Big Data · Survival Analysis · PySpark

Survival Analysis for Customer Churn with PySpark

Yihang Hu  ·  April 2026  ·  SUSTech
7,043 Customers
46.4% Churn Rate
56 mo Median Survival
0.64 C-index

Overview

Survival analysis is a branch of statistics focused on modeling the time until an event occurs. Originally developed for clinical settings to study time-to-death, it has since been applied broadly to customer retention, equipment failure, and subscription churn.

In this project, I apply four survival analysis methods to the IBM Telco Customer Churn dataset using PySpark and the lifelines library, ultimately building a Customer Lifetime Value (CLV) model.

Dataset IBM Telco Customer Churn — 7,043 records, 21 features. Filtered to month-to-month internet subscribers (3,351 records, 46.4% churn rate) for this analysis. Source: databricks-industry-solutions/survival-analysis.

Data Preprocessing

The raw dataset was processed into a Silver table by filtering to month-to-month contracts and internet subscribers, converting the churn column to a binary integer, and cleaning inconsistent categorical values like "No internet service".

silver_df = (
  bronze_df
  .withColumn('churn', when(col('churnString')=='Yes', 1).otherwise(0))
  .filter(col('contract') == 'Month-to-month')
  .filter(col('internetService') != 'No')
)
MetricValue
Total records3,351
Churned customers1,556 (46.4%)
Median tenure13 months
Mean monthly charges$73.59
Fiber optic churn rate54.6%
DSL churn rate32.2%

Method 1 — Kaplan-Meier

The Kaplan-Meier estimator is a non-parametric method that computes the survival function without assuming any underlying distribution. It handles right-censored data naturally — customers still active at observation end are counted as censored.

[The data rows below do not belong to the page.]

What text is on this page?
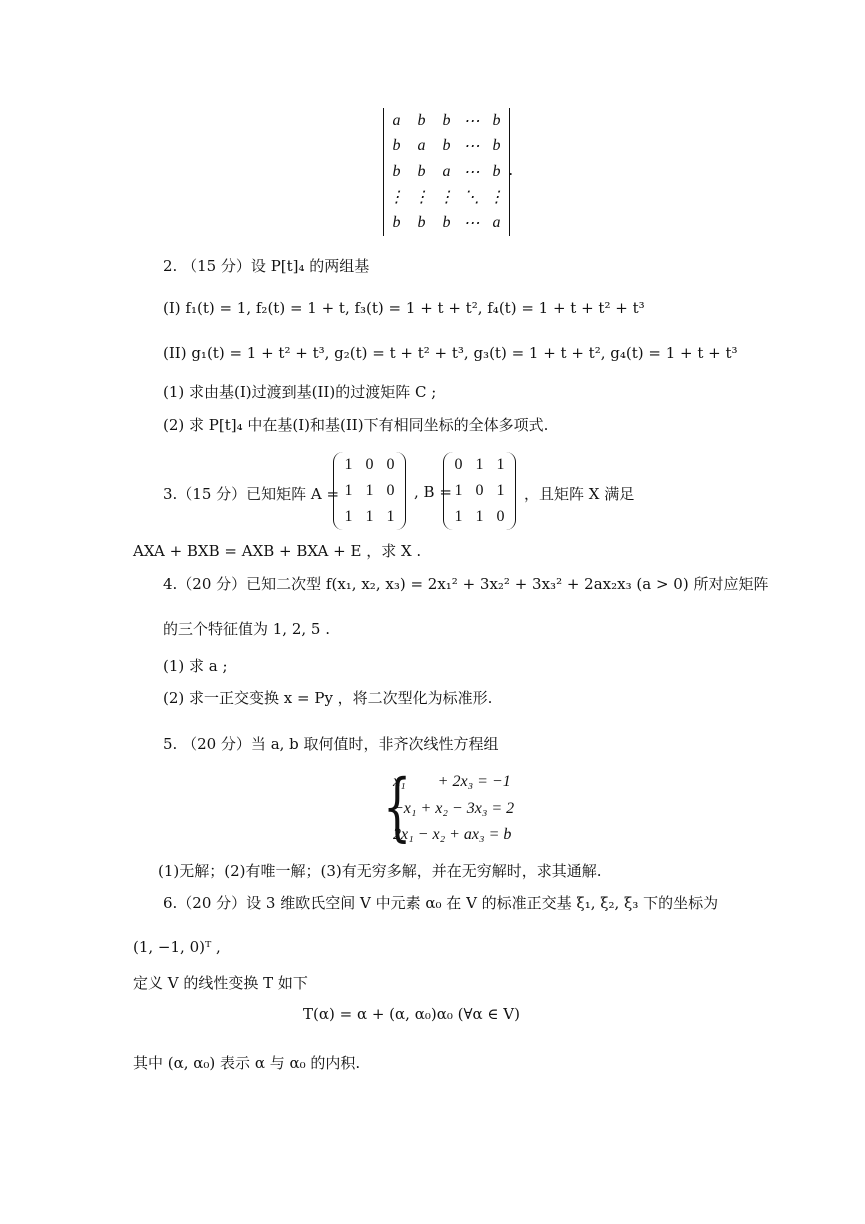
a	b	b ⋯ b
b	a	b ⋯ b
b	b	a ⋯ b
⋮ ⋮ ⋮ ⋱ ⋮
b	b	b ⋯ a
.
2. （15 分）设 P[t]₄ 的两组基
(I) f₁(t) = 1, f₂(t) = 1 + t, f₃(t) = 1 + t + t², f₄(t) = 1 + t + t² + t³
(II) g₁(t) = 1 + t² + t³, g₂(t) = t + t² + t³, g₃(t) = 1 + t + t², g₄(t) = 1 + t + t³
(1) 求由基(I)过渡到基(II)的过渡矩阵 C ;
(2) 求 P[t]₄ 中在基(I)和基(II)下有相同坐标的全体多项式.
3.（15 分）已知矩阵 A =
1 0 0
1 1 0
1 1 1
, B =
0 1 1
1 0 1
1 1 0
，且矩阵 X 满足
AXA + BXB = AXB + BXA + E ，求 X .
4.（20 分）已知二次型 f(x₁, x₂, x₃) = 2x₁² + 3x₂² + 3x₃² + 2ax₂x₃ (a > 0) 所对应矩阵
的三个特征值为 1, 2, 5 .
(1) 求 a ;
(2) 求一正交变换 x = Py ，将二次型化为标准形.
5. （20 分）当 a, b 取何值时，非齐次线性方程组
{
x₁        + 2x₃ = −1
−x₁ + x₂ − 3x₃ = 2
2x₁ − x₂ + ax₃ = b
(1)无解；(2)有唯一解；(3)有无穷多解，并在无穷解时，求其通解.
6.（20 分）设 3 维欧氏空间 V 中元素 α₀ 在 V 的标准正交基 ξ₁, ξ₂, ξ₃ 下的坐标为
(1, −1, 0)ᵀ ,
定义 V 的线性变换 T 如下
T(α) = α + (α, α₀)α₀ (∀α ∈ V)
其中 (α, α₀) 表示 α 与 α₀ 的内积.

from lifelines import KaplanMeierFitter

kmf = KaplanMeierFitter()
kmf.fit(silver_pd['tenure'], event_observed=silver_pd['churn'])
kmf.plot_survival_function()

The overall median survival time is 56 months. Log-rank tests revealed that techSupport, onlineSecurity, and dependents have highly significant effects on survival (p < 0.01), while gender shows no significant difference.

Method 2 — Cox Proportional Hazards

The Cox PH model is a semi-parametric approach that quantifies the effect of each covariate via a hazard ratio (HR). An HR > 1 indicates increased churn risk; HR < 1 means protection.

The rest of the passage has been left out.